Thursday 25th April 2024,

Para Pemuda dan Peristiwa Bendera di Pelabuhan Buleleng

Para Pemuda dan Peristiwa Bendera di Pelabuhan Buleleng
Share it

ASWAJADEWATA.COM | 

Oleh: Abdul Karim Abraham

Setelah Indonesia memproklamirkan kemerdekaannya pada 17 Agustus 1945, untuk pertama kalinya Kapal Belanda kembali hendak memasuki Bali.
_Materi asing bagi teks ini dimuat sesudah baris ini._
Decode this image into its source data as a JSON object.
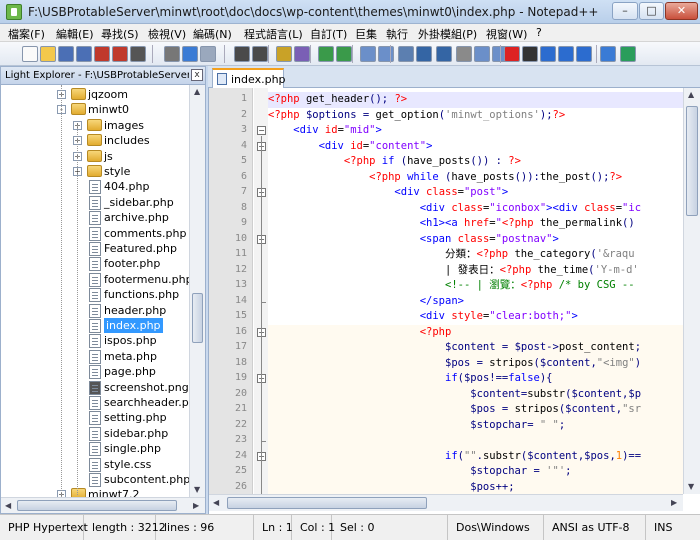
{
  "window": {
    "title": "F:\\USBProtableServer\\minwt\\root\\doc\\docs\\wp-content\\themes\\minwt0\\index.php - Notepad++",
    "min_label": "–",
    "max_label": "□",
    "close_label": "✕"
  },
  "menu": [
    "檔案(F)",
    "編輯(E)",
    "尋找(S)",
    "檢視(V)",
    "編碼(N)",
    "程式語言(L)",
    "自訂(T)",
    "巨集",
    "執行",
    "外掛模組(P)",
    "視窗(W)",
    "?"
  ],
  "toolbar": {
    "icons": [
      "new-file-icon",
      "open-file-icon",
      "save-icon",
      "save-all-icon",
      "close-icon",
      "close-all-icon",
      "print-icon",
      "cut-icon",
      "copy-icon",
      "paste-icon",
      "undo-icon",
      "redo-icon",
      "find-icon",
      "replace-icon",
      "zoom-in-icon",
      "zoom-out-icon",
      "sync-v-icon",
      "sync-h-icon",
      "wrap-icon",
      "all-chars-icon",
      "indent-guide-icon",
      "lang-icon",
      "doc-map-icon",
      "func-list-icon",
      "record-icon",
      "stop-icon",
      "play-icon",
      "run-multiple-icon",
      "save-macro-icon",
      "spell-check-icon",
      "spell-auto-icon"
    ],
    "close_all_label": "x"
  },
  "left_panel": {
    "title": "Light Explorer - F:\\USBProtableServer\\minwt\\root\\doc\\docs\\wp-content\\themes",
    "close_label": "x",
    "tree": [
      {
        "label": "jqzoom",
        "type": "folder",
        "level": 1,
        "expander": "+"
      },
      {
        "label": "minwt0",
        "type": "folder",
        "level": 1,
        "expander": "-"
      },
      {
        "label": "images",
        "type": "folder",
        "level": 2,
        "expander": "+"
      },
      {
        "label": "includes",
        "type": "folder",
        "level": 2,
        "expander": "+"
      },
      {
        "label": "js",
        "type": "folder",
        "level": 2,
        "expander": "+"
      },
      {
        "label": "style",
        "type": "folder",
        "level": 2,
        "expander": "+"
      },
      {
        "label": "404.php",
        "type": "file",
        "level": 2
      },
      {
        "label": "_sidebar.php",
        "type": "file",
        "level": 2
      },
      {
        "label": "archive.php",
        "type": "file",
        "level": 2
      },
      {
        "label": "comments.php",
        "type": "file",
        "level": 2
      },
      {
        "label": "Featured.php",
        "type": "file",
        "level": 2
      },
      {
        "label": "footer.php",
        "type": "file",
        "level": 2
      },
      {
        "label": "footermenu.php",
        "type": "file",
        "level": 2
      },
      {
        "label": "functions.php",
        "type": "file",
        "level": 2
      },
      {
        "label": "header.php",
        "type": "file",
        "level": 2
      },
      {
        "label": "index.php",
        "type": "file",
        "level": 2,
        "selected": true
      },
      {
        "label": "ispos.php",
        "type": "file",
        "level": 2
      },
      {
        "label": "meta.php",
        "type": "file",
        "level": 2
      },
      {
        "label": "page.php",
        "type": "file",
        "level": 2
      },
      {
        "label": "screenshot.png",
        "type": "image",
        "level": 2
      },
      {
        "label": "searchheader.php",
        "type": "file",
        "level": 2
      },
      {
        "label": "setting.php",
        "type": "file",
        "level": 2
      },
      {
        "label": "sidebar.php",
        "type": "file",
        "level": 2
      },
      {
        "label": "single.php",
        "type": "file",
        "level": 2
      },
      {
        "label": "style.css",
        "type": "file",
        "level": 2
      },
      {
        "label": "subcontent.php",
        "type": "file",
        "level": 2
      },
      {
        "label": "minwt7.2",
        "type": "folder",
        "level": 1,
        "expander": "+"
      }
    ]
  },
  "editor": {
    "tab_label": "index.php",
    "lines": [
      {
        "n": "1",
        "tokens": [
          [
            "<?php ",
            "#ff0000"
          ],
          [
            "get_header",
            "#000000"
          ],
          [
            "(); ",
            "#000080"
          ],
          [
            "?>",
            "#ff0000"
          ]
        ]
      },
      {
        "n": "2",
        "tokens": [
          [
            "<?php ",
            "#ff0000"
          ],
          [
            "$options ",
            "#000080"
          ],
          [
            "= ",
            "#000080"
          ],
          [
            "get_option",
            "#000000"
          ],
          [
            "(",
            "#000080"
          ],
          [
            "'minwt_options'",
            "#808080"
          ],
          [
            ");",
            "#000080"
          ],
          [
            "?>",
            "#ff0000"
          ]
        ]
      },
      {
        "n": "3",
        "tokens": [
          [
            "    <div ",
            "#0000ff"
          ],
          [
            "id",
            "#ff0000"
          ],
          [
            "=",
            "#000000"
          ],
          [
            "\"mid\"",
            "#8000ff"
          ],
          [
            ">",
            "#0000ff"
          ]
        ]
      },
      {
        "n": "4",
        "tokens": [
          [
            "        <div ",
            "#0000ff"
          ],
          [
            "id",
            "#ff0000"
          ],
          [
            "=",
            "#000000"
          ],
          [
            "\"content\"",
            "#8000ff"
          ],
          [
            ">",
            "#0000ff"
          ]
        ]
      },
      {
        "n": "5",
        "tokens": [
          [
            "            <?php ",
            "#ff0000"
          ],
          [
            "if ",
            "#0000ff"
          ],
          [
            "(",
            "#000080"
          ],
          [
            "have_posts",
            "#000000"
          ],
          [
            "()) : ",
            "#000080"
          ],
          [
            "?>",
            "#ff0000"
          ]
        ]
      },
      {
        "n": "6",
        "tokens": [
          [
            "                <?php ",
            "#ff0000"
          ],
          [
            "while ",
            "#0000ff"
          ],
          [
            "(",
            "#000080"
          ],
          [
            "have_posts",
            "#000000"
          ],
          [
            "()):",
            "#000080"
          ],
          [
            "the_post",
            "#000000"
          ],
          [
            "();",
            "#000080"
          ],
          [
            "?>",
            "#ff0000"
          ]
        ]
      },
      {
        "n": "7",
        "tokens": [
          [
            "                    <div ",
            "#0000ff"
          ],
          [
            "class",
            "#ff0000"
          ],
          [
            "=",
            "#000000"
          ],
          [
            "\"post\"",
            "#8000ff"
          ],
          [
            ">",
            "#0000ff"
          ]
        ]
      },
      {
        "n": "8",
        "tokens": [
          [
            "                        <div ",
            "#0000ff"
          ],
          [
            "class",
            "#ff0000"
          ],
          [
            "=",
            "#000000"
          ],
          [
            "\"iconbox\"",
            "#8000ff"
          ],
          [
            "><div ",
            "#0000ff"
          ],
          [
            "class",
            "#ff0000"
          ],
          [
            "=",
            "#000000"
          ],
          [
            "\"ic",
            "#8000ff"
          ]
        ]
      },
      {
        "n": "9",
        "tokens": [
          [
            "                        <h1><a ",
            "#0000ff"
          ],
          [
            "href",
            "#ff0000"
          ],
          [
            "=",
            "#000000"
          ],
          [
            "\"",
            "#8000ff"
          ],
          [
            "<?php ",
            "#ff0000"
          ],
          [
            "the_permalink",
            "#000000"
          ],
          [
            "()",
            "#000080"
          ]
        ]
      },
      {
        "n": "10",
        "tokens": [
          [
            "                        <span ",
            "#0000ff"
          ],
          [
            "class",
            "#ff0000"
          ],
          [
            "=",
            "#000000"
          ],
          [
            "\"postnav\"",
            "#8000ff"
          ],
          [
            ">",
            "#0000ff"
          ]
        ]
      },
      {
        "n": "11",
        "tokens": [
          [
            "                            分類：",
            "#000000"
          ],
          [
            "<?php ",
            "#ff0000"
          ],
          [
            "the_category",
            "#000000"
          ],
          [
            "(",
            "#000080"
          ],
          [
            "'&raqu",
            "#808080"
          ]
        ]
      },
      {
        "n": "12",
        "tokens": [
          [
            "                            | 發表日：",
            "#000000"
          ],
          [
            "<?php ",
            "#ff0000"
          ],
          [
            "the_time",
            "#000000"
          ],
          [
            "(",
            "#000080"
          ],
          [
            "'Y-m-d'",
            "#808080"
          ]
        ]
      },
      {
        "n": "13",
        "tokens": [
          [
            "                            <!-- | 瀏覽：",
            "#008000"
          ],
          [
            "<?php ",
            "#ff0000"
          ],
          [
            "/* by CSG --",
            "#008000"
          ]
        ]
      },
      {
        "n": "14",
        "tokens": [
          [
            "                        </span>",
            "#0000ff"
          ]
        ]
      },
      {
        "n": "15",
        "tokens": [
          [
            "                        <div ",
            "#0000ff"
          ],
          [
            "style",
            "#ff0000"
          ],
          [
            "=",
            "#000000"
          ],
          [
            "\"clear:both;\"",
            "#8000ff"
          ],
          [
            ">",
            "#0000ff"
          ]
        ]
      },
      {
        "n": "16",
        "tokens": [
          [
            "                        <?php",
            "#ff0000"
          ]
        ]
      },
      {
        "n": "17",
        "tokens": [
          [
            "                            $content ",
            "#000080"
          ],
          [
            "= ",
            "#000080"
          ],
          [
            "$post",
            "#000080"
          ],
          [
            "->",
            "#000080"
          ],
          [
            "post_content",
            "#000000"
          ],
          [
            ";",
            "#000080"
          ]
        ]
      },
      {
        "n": "18",
        "tokens": [
          [
            "                            $pos ",
            "#000080"
          ],
          [
            "= ",
            "#000080"
          ],
          [
            "stripos",
            "#000000"
          ],
          [
            "(",
            "#000080"
          ],
          [
            "$content",
            "#000080"
          ],
          [
            ",",
            "#000080"
          ],
          [
            "\"<img\"",
            "#808080"
          ],
          [
            ")",
            "#000080"
          ]
        ]
      },
      {
        "n": "19",
        "tokens": [
          [
            "                            if",
            "#0000ff"
          ],
          [
            "(",
            "#000080"
          ],
          [
            "$pos",
            "#000080"
          ],
          [
            "!==",
            "#000080"
          ],
          [
            "false",
            "#0000ff"
          ],
          [
            "){",
            "#000080"
          ]
        ]
      },
      {
        "n": "20",
        "tokens": [
          [
            "                                $content",
            "#000080"
          ],
          [
            "=",
            "#000080"
          ],
          [
            "substr",
            "#000000"
          ],
          [
            "(",
            "#000080"
          ],
          [
            "$content",
            "#000080"
          ],
          [
            ",",
            "#000080"
          ],
          [
            "$p",
            "#000080"
          ]
        ]
      },
      {
        "n": "21",
        "tokens": [
          [
            "                                $pos ",
            "#000080"
          ],
          [
            "= ",
            "#000080"
          ],
          [
            "stripos",
            "#000000"
          ],
          [
            "(",
            "#000080"
          ],
          [
            "$content",
            "#000080"
          ],
          [
            ",",
            "#000080"
          ],
          [
            "\"sr",
            "#808080"
          ]
        ]
      },
      {
        "n": "22",
        "tokens": [
          [
            "                                $stopchar",
            "#000080"
          ],
          [
            "= ",
            "#000080"
          ],
          [
            "\" \"",
            "#808080"
          ],
          [
            ";",
            "#000080"
          ]
        ]
      },
      {
        "n": "23",
        "tokens": [
          [
            "",
            "#000000"
          ]
        ]
      },
      {
        "n": "24",
        "tokens": [
          [
            "                            if",
            "#0000ff"
          ],
          [
            "(",
            "#000080"
          ],
          [
            "\"\"",
            "#808080"
          ],
          [
            ".",
            "#000080"
          ],
          [
            "substr",
            "#000000"
          ],
          [
            "(",
            "#000080"
          ],
          [
            "$content",
            "#000080"
          ],
          [
            ",",
            "#000080"
          ],
          [
            "$pos",
            "#000080"
          ],
          [
            ",",
            "#000080"
          ],
          [
            "1",
            "#ff8000"
          ],
          [
            ")==",
            "#000080"
          ]
        ]
      },
      {
        "n": "25",
        "tokens": [
          [
            "                                $stopchar ",
            "#000080"
          ],
          [
            "= ",
            "#000080"
          ],
          [
            "'\"'",
            "#808080"
          ],
          [
            ";",
            "#000080"
          ]
        ]
      },
      {
        "n": "26",
        "tokens": [
          [
            "                                $pos",
            "#000080"
          ],
          [
            "++;",
            "#000080"
          ]
        ]
      }
    ]
  },
  "status": {
    "language": "PHP Hypertext",
    "length": "length : 3212",
    "lines": "lines : 96",
    "ln": "Ln : 1",
    "col": "Col : 1",
    "sel": "Sel : 0",
    "eol": "Dos\\Windows",
    "encoding": "ANSI as UTF-8",
    "mode": "INS"
  }
}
Kabarnya, Kapal yang bernama Abraham Grijns tersebut awalnya akan mendarat di Madura, namun karena serangan masyarakat setempat, akhirnya Kapal berbendera tiga warna itu meneruskan perjalanannya ke Pelabuhan Sunda Kecil di Buleleng.

Sementara itu, menurut catatan Nyoman S. Pendit dalam buku Bali Berjuang (1954), di pagi hari itu Pemuda-pemuda mulai mengadakan persiapan menghadapi provokasi yang nantinya dilakukan para awak Kapal musuh Belanda. Para pembesar pemerintahan Republik Indonesia untuk sementara waktu dievakuasi ke pinggiran kota Singaraja untuk alasan keamanan.
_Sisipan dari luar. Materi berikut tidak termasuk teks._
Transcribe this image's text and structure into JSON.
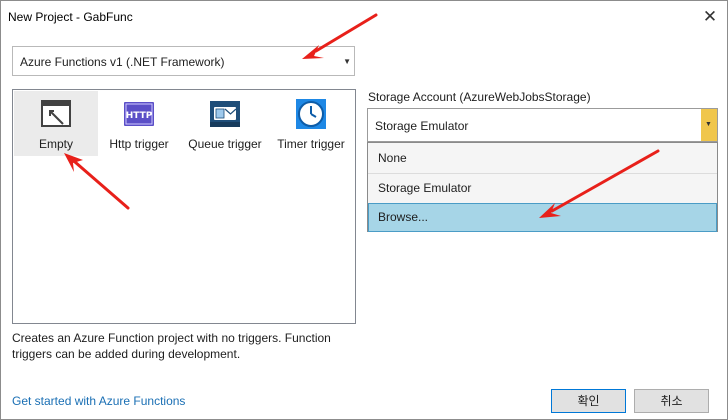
{
  "window": {
    "title": "New Project - GabFunc",
    "close_symbol": "✕"
  },
  "framework_select": {
    "value": "Azure Functions v1 (.NET Framework)"
  },
  "templates": [
    {
      "label": "Empty",
      "icon": "empty-template-icon",
      "selected": true
    },
    {
      "label": "Http trigger",
      "icon": "http-trigger-icon",
      "badge": "HTTP"
    },
    {
      "label": "Queue trigger",
      "icon": "queue-trigger-icon"
    },
    {
      "label": "Timer trigger",
      "icon": "timer-trigger-icon"
    }
  ],
  "description": {
    "line1": "Creates an Azure Function project with no triggers.  Function",
    "line2": "triggers can be added during development."
  },
  "get_started_link": "Get started with Azure Functions",
  "storage": {
    "label": "Storage Account (AzureWebJobsStorage)",
    "value": "Storage Emulator",
    "options": [
      "None",
      "Storage Emulator",
      "Browse..."
    ],
    "highlighted": "Browse..."
  },
  "buttons": {
    "ok": "확인",
    "cancel": "취소"
  },
  "colors": {
    "accent": "#0078d7",
    "arrow": "#e8201a",
    "highlight": "#a6d5e7",
    "combo_button": "#f0c64c",
    "link": "#1a6fb4",
    "http_icon": "#5b4fc7",
    "queue_icon": "#1f4e79",
    "timer_icon": "#1e88e5"
  }
}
“Siang hari sekitar 10.00 pagi, awak kapal Belanda Abraham Grijns turun ke darat, sampai di sekitar pelabuhan. Mereka bersenjata lengkap serba otomatik. Setelah berputar-putar di sekitar pelabuhan dengan gayanya yang hebat, mereka kembali lagi dan berhenti di pelabuhan” tulis Nyoman S. Pendit (Hal. 88)

Barang barang milik rakyat mereka rampas. Beras, tepung dan barang lainya mereka angkut ke kapal. Rakyat tidak bisa melawan dengan tindakan musuh yang bersenjata lengkap. Mereka semua kembali ke kapal menjelang senja.
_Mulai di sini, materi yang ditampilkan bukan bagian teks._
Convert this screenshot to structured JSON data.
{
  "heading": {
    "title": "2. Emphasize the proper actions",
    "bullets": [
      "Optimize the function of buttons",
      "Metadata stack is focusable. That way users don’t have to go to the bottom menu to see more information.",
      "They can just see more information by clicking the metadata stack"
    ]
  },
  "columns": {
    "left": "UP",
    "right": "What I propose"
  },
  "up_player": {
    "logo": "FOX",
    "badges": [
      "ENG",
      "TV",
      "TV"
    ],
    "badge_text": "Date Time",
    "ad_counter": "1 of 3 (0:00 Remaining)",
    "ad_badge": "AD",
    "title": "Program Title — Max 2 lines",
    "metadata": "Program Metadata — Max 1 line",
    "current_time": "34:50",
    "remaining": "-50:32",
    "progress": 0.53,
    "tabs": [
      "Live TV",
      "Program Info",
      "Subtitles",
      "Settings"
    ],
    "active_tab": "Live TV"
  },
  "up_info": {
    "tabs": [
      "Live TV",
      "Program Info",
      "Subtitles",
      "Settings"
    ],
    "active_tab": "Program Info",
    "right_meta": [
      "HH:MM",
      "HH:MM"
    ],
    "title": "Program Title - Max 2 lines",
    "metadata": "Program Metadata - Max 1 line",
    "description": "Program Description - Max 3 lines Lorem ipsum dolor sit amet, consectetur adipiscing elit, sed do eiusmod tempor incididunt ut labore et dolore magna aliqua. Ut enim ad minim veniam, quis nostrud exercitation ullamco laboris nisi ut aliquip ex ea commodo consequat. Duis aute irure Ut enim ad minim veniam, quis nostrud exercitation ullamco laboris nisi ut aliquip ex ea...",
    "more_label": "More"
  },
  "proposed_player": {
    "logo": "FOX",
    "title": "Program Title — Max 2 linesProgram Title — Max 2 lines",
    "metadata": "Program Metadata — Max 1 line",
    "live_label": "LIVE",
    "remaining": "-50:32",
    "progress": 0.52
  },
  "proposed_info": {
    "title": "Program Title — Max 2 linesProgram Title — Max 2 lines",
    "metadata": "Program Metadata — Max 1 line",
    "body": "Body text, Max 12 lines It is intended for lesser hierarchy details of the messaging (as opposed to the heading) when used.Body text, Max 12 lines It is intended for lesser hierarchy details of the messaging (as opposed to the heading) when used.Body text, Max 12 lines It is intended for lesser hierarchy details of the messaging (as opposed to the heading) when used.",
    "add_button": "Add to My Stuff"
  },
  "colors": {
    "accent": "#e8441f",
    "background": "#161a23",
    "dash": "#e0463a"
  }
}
Dihari kedua, awak Kapal Belanda merampas tiga buah kapal kayu berbedera Dwi Warna (Indonesia). Kapal kayu tersebut diseret ke kapal Induk. Dan kejadian ini membuat marah para pemuda di Buleleng.

Demikianlah dihari ketiga, tepat pada tanggal 27 Oktober 1945, awak kapal Belanda Abraham Grijns hampir semuanya turun ke darat, bersenjata berat dan lengkap. Mereka masuk ke dalam kota. Tetapi kota mereka telah dapati kosong. Hanya orang-orang perempuan tua dan bocah-bocah cilik saja, satu dua lalu di jalanan. Mereka bertindak membuat provokasi. Sang Merah Putih yang berkibar di Instansi-instansi Pemerintah dan rumah-rumah biasa mulai mereka turunkan. Dan setengahnya ada yang dikoyak koyak (Hal.90)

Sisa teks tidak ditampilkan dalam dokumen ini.